J'ai alors un peu étudié, pas mal travaillé, entrepris quelques voyages, déréglé mes sens, poli ma lucidité, rencontré des révoltés convenus, des nantis excentriques, des salauds et des braves, des femmes aimantes et des roublardes, j'ai gardé quelques amis bien que l'amitié ne vaille pas grand-chose, j'ai aimé, perdu, détesté, j'ai comme chaque homme eu ma dose de perceptions, mon lot d'expériences. Jusqu'à ce que le besoin d'écrire cogne à ma tête. M'oblige à réagir. Mon premier livre s'est appelé "Quartier Terre". D'autres ont suivi. J'habite maintenant le monde des livres à écrire, ce qui est d'abord une chance, une force, car cette bastide est imprenable et peut vous donner, aux moments de tristesse et de désespoir, un sentiment d'invulnérabilité. Si denses soient les ténèbres de son espace, essayez d'arrêter un homme qui se promène avec son univers à la boutonnière !

  1. « si je calquais sur les mots des significations hasardeuses, parfois, à ma surprise, je ne touchais pas si loin du but » : les deux propositions, protase et apodose, sont à l'imparfait de l'indicatif : "calquais", "touchais" ; la protase précède l'apodose, et elle est introduite par "si".

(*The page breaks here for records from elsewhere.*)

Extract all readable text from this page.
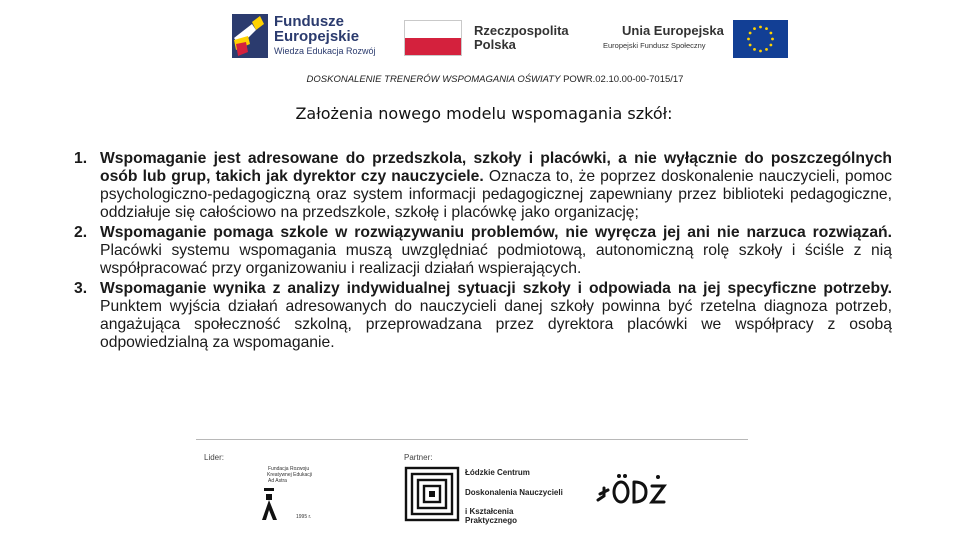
Fundusze
Europejskie
Wiedza Edukacja Rozwój
Rzeczpospolita
Polska
Unia Europejska
Europejski Fundusz Społeczny
DOSKONALENIE TRENERÓW WSPOMAGANIA OŚWIATY POWR.02.10.00-00-7015/17
Założenia nowego modelu wspomagania szkół:
1. Wspomaganie jest adresowane do przedszkola, szkoły i placówki, a nie wyłącznie do poszczególnych osób lub grup, takich jak dyrektor czy nauczyciele. Oznacza to, że poprzez doskonalenie nauczycieli, pomoc psychologiczno-pedagogiczną oraz system informacji pedagogicznej zapewniany przez biblioteki pedagogiczne, oddziałuje się całościowo na przedszkole, szkołę i placówkę jako organizację;
2. Wspomaganie pomaga szkole w rozwiązywaniu problemów, nie wyręcza jej ani nie narzuca rozwiązań. Placówki systemu wspomagania muszą uwzględniać podmiotową, autonomiczną rolę szkoły i ściśle z nią współpracować przy organizowaniu i realizacji działań wspierających.
3. Wspomaganie wynika z analizy indywidualnej sytuacji szkoły i odpowiada na jej specyficzne potrzeby. Punktem wyjścia działań adresowanych do nauczycieli danej szkoły powinna być rzetelna diagnoza potrzeb, angażująca społeczność szkolną, przeprowadzana przez dyrektora placówki we współpracy z osobą odpowiedzialną za wspomaganie.
Lider:	Partner:
Fundacja Rozwoju
Kreatywnej Edukacji
Ad Astra
1995 r.
Łódzkie Centrum
Doskonalenia Nauczycieli
i Kształcenia Praktycznego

  2. « si un jour je voulais écrire, il me faudrait me montrer capable d'inventer un idiome au sein de ma langue maternelle » : le système semble à première vue très semblable au précédent, mais l'apodose est au conditionnel présent : "il faudrait".

  3. « qui, si elle l'autorise à voler le texte et à l'emporter où bon lui semble, nécessite la patience de la transcription » : ici, le système conditionnel est enchâssé dans une relative : la protase est introduite par "si", et est au présent de l'indicatif ; l'apodose a pour sujet le relatif "qui" (dont l'antécédent est "cette médiation obligée"), et pour verbe "nécessite" au présent de l'indicatif.

Attention

Dans la phrase « Si denses soient les ténèbres de son espace, essayez d'arrêter un homme qui se promène avec son univers à la boutonnière ! », la subordonnée "si denses soient les ténèbres de son espace" n'est pas une conditionnelle, mais une concessive. Elle n'exprime pas en effet la condition de l'action dans la principale, mais l'obstacle qui empêche, ou pourrait empêcher sa réalisation. De plus, le verbe de la subordonnée est au subjonctif. Voir la séquence 52.